Kasi Intel Kejari Lombok Tengah, Alfa Dera, mengatakan langkah tersebut penting agar masyarakat dapat mengetahui secara langsung menu yang disajikan setiap hari sekaligus ikut mengawasi pelaksanaan program.
“Kami imbau seluruh SPPG di Lombok Tengah agar mempublikasikan menu MBG yang disajikan setiap hari itu di media sosial,” ujarnya di Lombok Tengah, Selasa.
Ia menjelaskan, sesuai arahan pimpinan, kejaksaan memiliki peran direktif dalam mendukung program Asta Cita Presiden Prabowo Subianto, salah satunya melalui pengawalan program MBG yang kini telah berjalan dan disalurkan kepada masyarakat.
“Kami tetap mendukung program MBG ini agar pelaksanaannya sesuai dengan aturan,” katanya.
Sebagai bentuk pengawasan, Kejari Lombok Tengah melakukan langkah preventif melalui pemantauan dan pelaporan harian, baik terkait kondisi di lapangan maupun sasaran penerima manfaat program tersebut.
Menurut Alfa, publikasi menu di media sosial juga menjadi sarana transparansi yang memungkinkan masyarakat turut berperan dalam pengawasan.
“Dengan menu yang diunggah setiap hari, masyarakat bisa ikut mengawasi apakah program berjalan sesuai ketentuan.
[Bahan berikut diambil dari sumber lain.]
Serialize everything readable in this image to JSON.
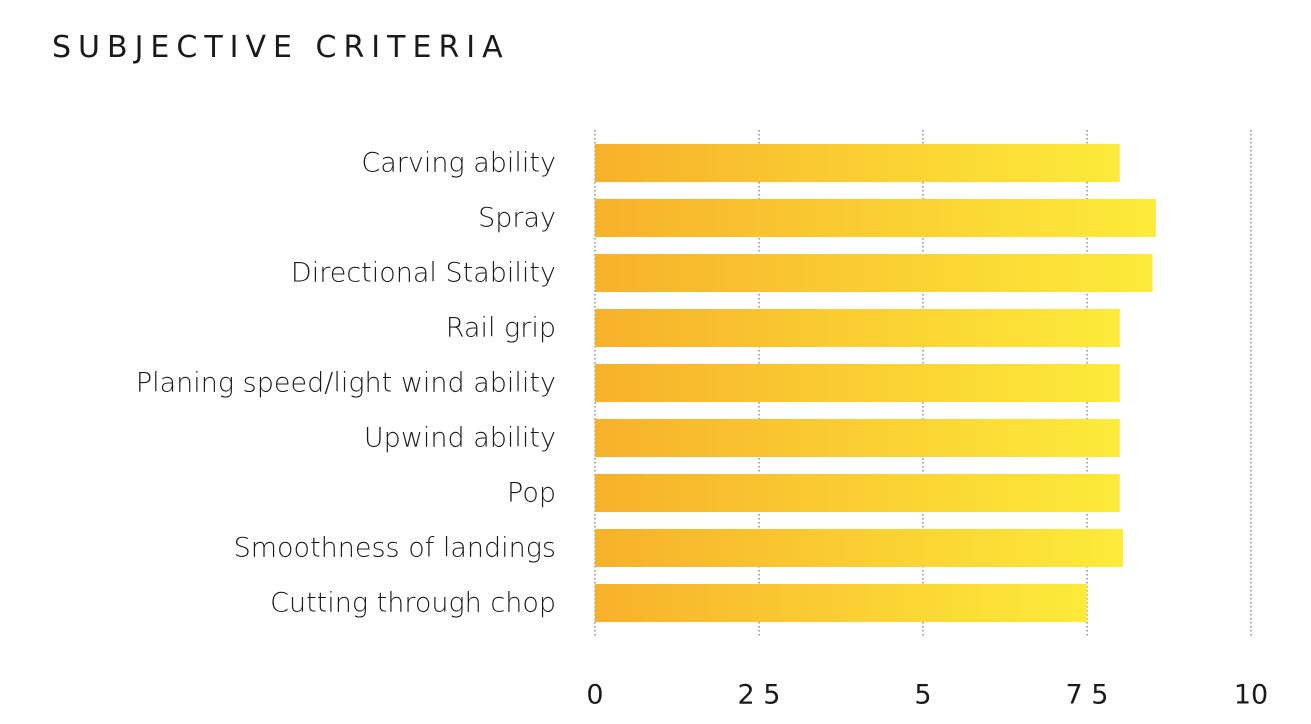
{
  "chart_data": {
    "type": "bar",
    "orientation": "horizontal",
    "title": "SUBJECTIVE CRITERIA",
    "xlabel": "",
    "ylabel": "",
    "categories": [
      "Carving ability",
      "Spray",
      "Directional Stability",
      "Rail grip",
      "Planing speed/light wind ability",
      "Upwind ability",
      "Pop",
      "Smoothness of landings",
      "Cutting through chop"
    ],
    "values": [
      8.0,
      8.55,
      8.5,
      8.0,
      8.0,
      8.0,
      8.0,
      8.05,
      7.5
    ],
    "xlim": [
      0,
      10
    ],
    "ticks": [
      0,
      2.5,
      5,
      7.5,
      10
    ],
    "tick_labels": [
      "0",
      "2 5",
      "5",
      "7 5",
      "10"
    ],
    "grid": true,
    "legend": "none",
    "colors": {
      "bar_start": "#F7B12B",
      "bar_end": "#FDEB3A",
      "text": "#1A1A1A",
      "grid": "#555555"
    }
  }
}
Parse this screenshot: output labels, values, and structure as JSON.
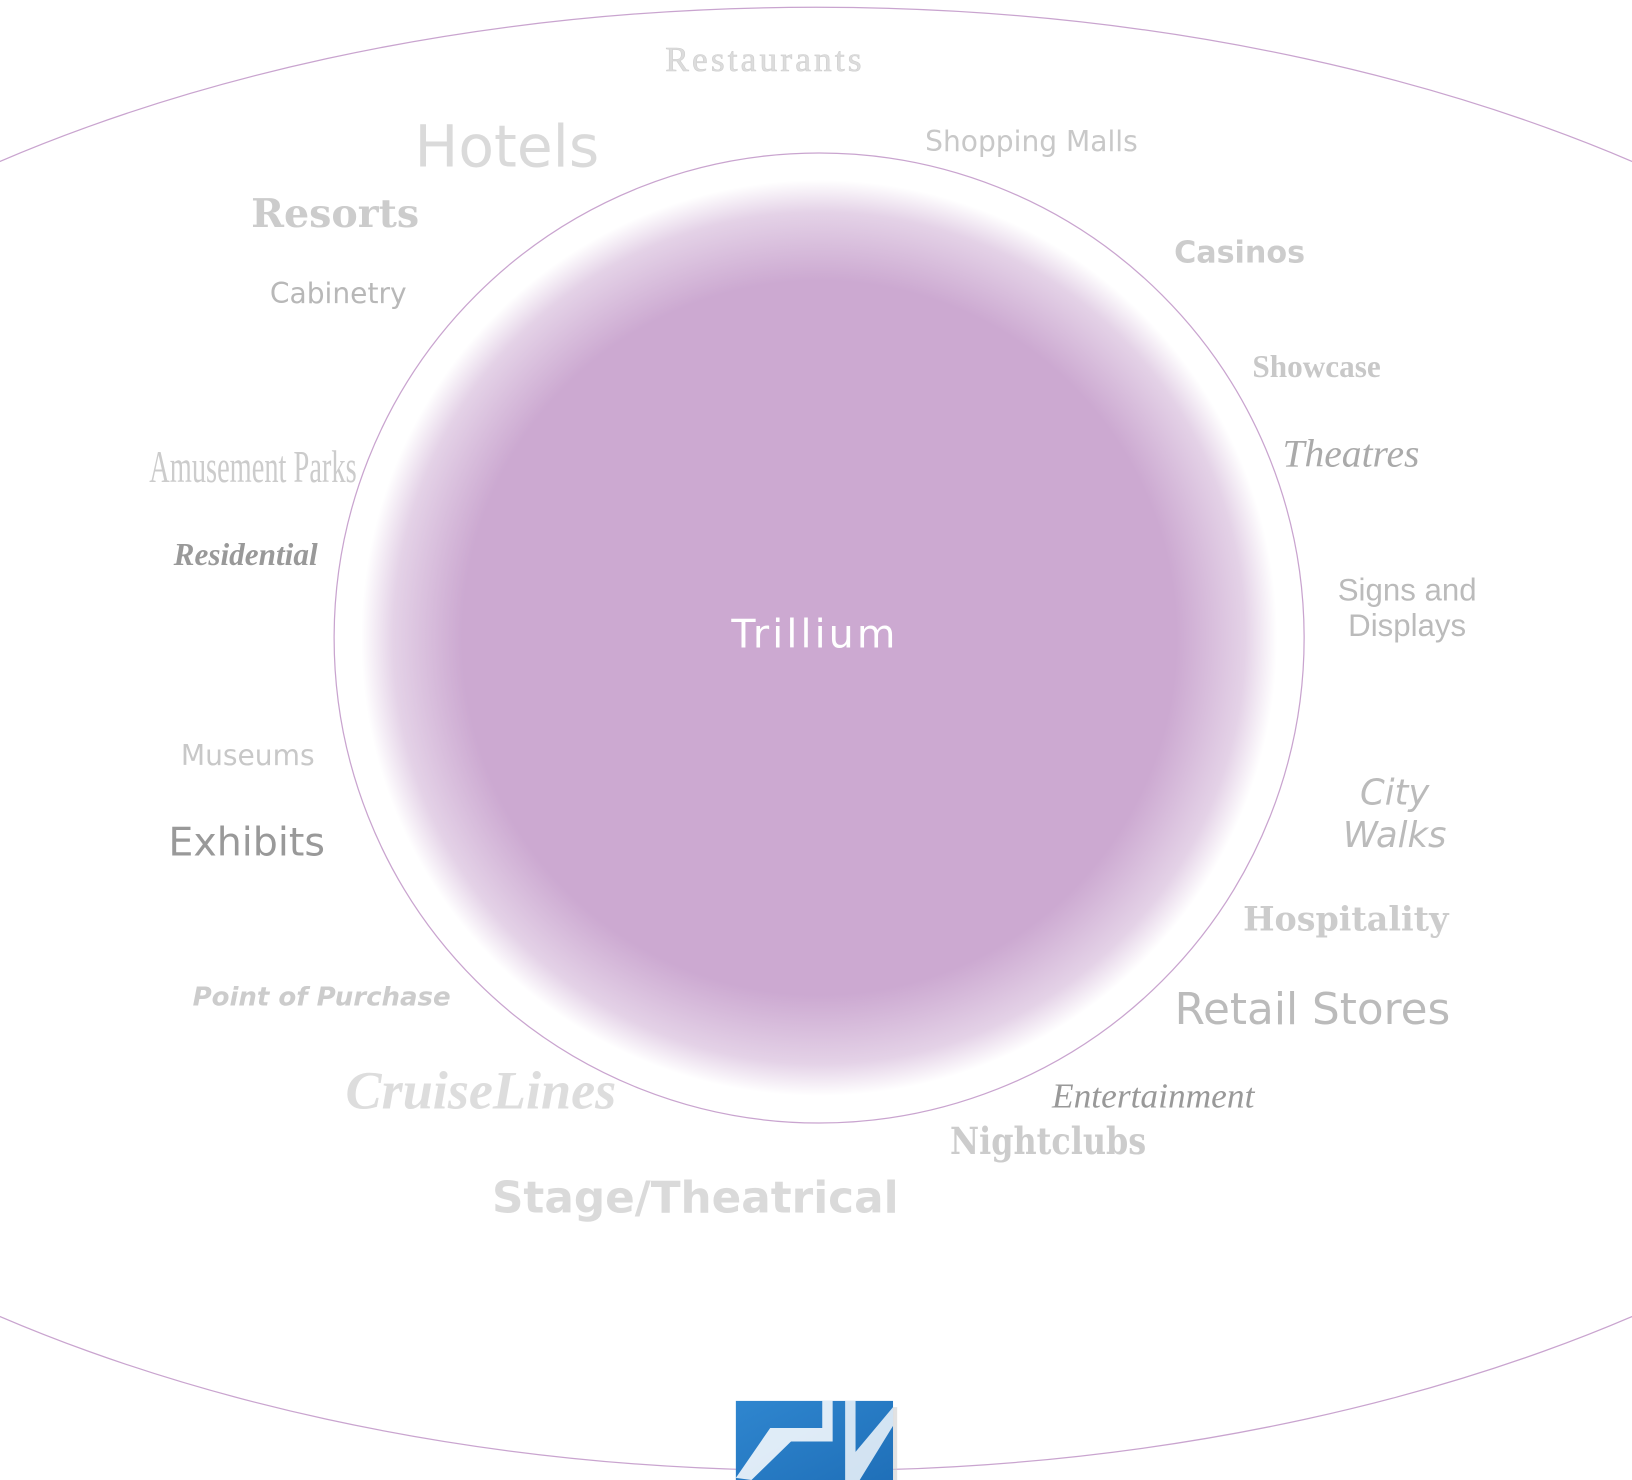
{
  "center": "Trillium",
  "labels": [
    {
      "lines": [
        "Restaurants"
      ]
    },
    {
      "lines": [
        "Hotels"
      ]
    },
    {
      "lines": [
        "Shopping Malls"
      ]
    },
    {
      "lines": [
        "Resorts"
      ]
    },
    {
      "lines": [
        "Cabinetry"
      ]
    },
    {
      "lines": [
        "Casinos"
      ]
    },
    {
      "lines": [
        "Showcase"
      ]
    },
    {
      "lines": [
        "Theatres"
      ]
    },
    {
      "lines": [
        "Amusement Parks"
      ]
    },
    {
      "lines": [
        "Residential"
      ]
    },
    {
      "lines": [
        "Signs and",
        "Displays"
      ]
    },
    {
      "lines": [
        "Museums"
      ]
    },
    {
      "lines": [
        "Exhibits"
      ]
    },
    {
      "lines": [
        "City",
        "Walks"
      ]
    },
    {
      "lines": [
        "Hospitality"
      ]
    },
    {
      "lines": [
        "Point of Purchase"
      ]
    },
    {
      "lines": [
        "Retail Stores"
      ]
    },
    {
      "lines": [
        "CruiseLines"
      ]
    },
    {
      "lines": [
        "Entertainment"
      ]
    },
    {
      "lines": [
        "Nightclubs"
      ]
    },
    {
      "lines": [
        "Stage/Theatrical"
      ]
    }
  ]
}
Ini bagian dari transparansi pengelola SPPG,” ujarnya.
Ia menegaskan, pihaknya terbuka untuk menerima laporan dari masyarakat apabila ditemukan indikasi tindak pidana dalam pelaksanaan program MBG. Namun, setiap laporan harus disertai klarifikasi serta bukti yang lengkap.
“Kami siap menindaklanjuti laporan dari masyarakat,” tambahnya.
Sementara itu, Koordinator Badan Gizi Nasional (BGN) wilayah Lombok Tengah, M Ikhsan, sebelumnya menyampaikan bahwa penghentian sementara operasional sejumlah SPPG dilakukan guna menjaga kualitas program MBG.
Penutupan sementara tersebut dilakukan karena beberapa SPPG belum memenuhi standar operasional, seperti belum memiliki Instalasi Pembuangan Air Limbah (IPAL) serta Sertifikat Laik Higiene Sanitasi (SLHS).
Kondisi tersebut juga menimbulkan keluhan dari masyarakat sekitar, terutama terkait dampak lingkungan berupa bau limbah.
Oleh karena itu, pihak BGN mendorong para mitra SPPG untuk segera mengurus sertifikasi SLHS dan memperbaiki IPAL sesuai ketentuan dalam Surat Keputusan Kepala BGN Nomor 401.1 Tahun 2025 tentang petunjuk teknis tata kelola program MBG tahun anggaran 2026.
Langkah tersebut dinilai penting untuk meminimalkan risiko terhadap kualitas produksi, nilai gizi, serta keamanan makanan dalam program MBG.
Berdasarkan data, sebanyak 300 SPPG di wilayah Nusa Tenggara Barat dihentikan sementara operasionalnya. Dari jumlah tersebut, 80 SPPG berada di Kabupaten Lombok Tengah yang tersebar di 12 kecamatan.
“Dari total 168 dapur di Lombok Tengah, sebanyak 80 SPPG dihentikan sementara,” kata Ikhsan.